What’s so Special about the Higgs Boson?

In today’s post I’m struggling with four kinds of helices. With helices that depict the location of dots, with helices that depict their absolute motion, their motion within their surrounding and their rotation in synchrony with their surroundings.


And I need to do this because you can’t understand matter without understanding these four different helices.


And here we get to the problem with mathematics. What is actually happening would we relatively easy to visualize, if you already knew the shapes of the structures involved. But before this I need to simplify. Let’s see if I’m able to do that. First look at the image below. The green helix depicts the arrangement of the elementary particles of energy (dots) arranged into an interconnected double helix. Except the spherical dots are replaced with a thin helix.

Next, you have the deep blue helices, which don’t look like a helices at all in this scale: just four curves. This depicts the movement of the dots over time. This is a bit confusing, as the rest of the image is just a snapshot in one instance of time and doesn’t apply in the future. Rather, the only proper way to understand the yellow helix would be to have an animation, but I can’t do that, at least at the moment.


Next, you have the yellow helices, which don’t look like helices either. On this scale, the difference between the two is not apparent. However, if one were to zoom out the deep blue helices would have a single turn and the yellow helices have three turns. And why did I pick three turns? Because it’s the smallest odd number after one and the helices cannot have a paired number of turns. The dots would be located at the intersections of the green helices and the yellow helices. But for now I’m not showing them.


Now you might ask, how can the double helix of dots be twisted three turns if the dots themselves move just one turn?
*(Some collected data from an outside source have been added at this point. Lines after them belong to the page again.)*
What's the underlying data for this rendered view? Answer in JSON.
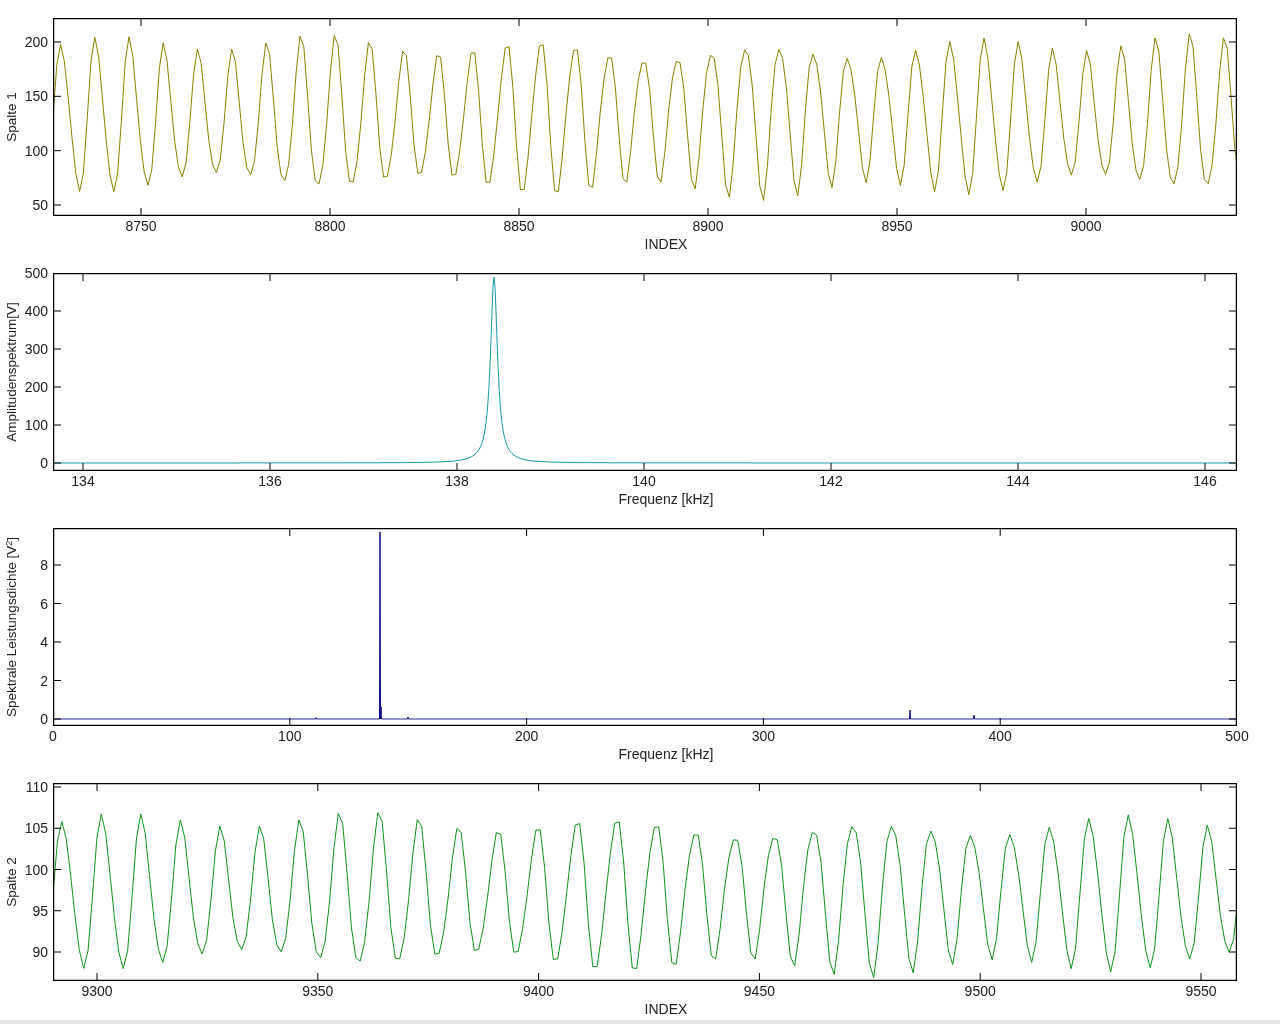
{
  "panels": [
    {
      "kind": "wave",
      "color": "#8a8200",
      "ylabel": "Spalte 1",
      "xlabel": "INDEX",
      "xticks": [
        "8750",
        "8800",
        "8850",
        "8900",
        "8950",
        "9000"
      ],
      "yticks": [
        "200",
        "150",
        "100",
        "50"
      ]
    },
    {
      "kind": "peak",
      "color": "#1a9aa8",
      "ylabel": "Amplitudenspektrum[V]",
      "xlabel": "Frequenz [kHz]",
      "xticks": [
        "134",
        "136",
        "138",
        "140",
        "142",
        "144",
        "146"
      ],
      "yticks": [
        "500",
        "400",
        "300",
        "200",
        "100",
        "0"
      ]
    },
    {
      "kind": "spike",
      "color": "#0a0a8a",
      "ylabel": "Spektrale Leistungsdichte [V$^{2}$]",
      "xlabel": "Frequenz [kHz]",
      "xticks": [
        "0",
        "100",
        "200",
        "300",
        "400",
        "500"
      ],
      "yticks": [
        "8",
        "6",
        "4",
        "2",
        "0"
      ]
    },
    {
      "kind": "wave",
      "color": "#12941e",
      "ylabel": "Spalte 2",
      "xlabel": "INDEX",
      "xticks": [
        "9300",
        "9350",
        "9400",
        "9450",
        "9500",
        "9550"
      ],
      "yticks": [
        "110",
        "105",
        "100",
        "95",
        "90"
      ]
    }
  ]
}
This is because the movement can be combined in a tangential (almost linear) and rotational components. In a sense the rotation of the multiple-times-twisted double helix is to some extent the ‘attempt’ to unravel the double helix. But because there’s a closed loop of dots, the double helix won’t unravel. This rotational component is depicted in a helix with a 90 degree angle to the direction of movement along the yellow helix. And when you combine the tangential movement and the rotational movement (red arrow below), you get the actual movement of the dots, with only a single turn.

And what would you have, if there was no rotational movement? There would be only one turn for the double helix of dots and no spin. So, this is what a Higgs boson should look like. There should be no rotational component for the dots.


So, is this it? Can I write a manuscript describing both quarks and the Higgs boson? Perhaps someday, but probably not very soon. I’m only getting to understand the very basic principles of spin. There’s probably a whole lot of things to learn that I don’t even know about.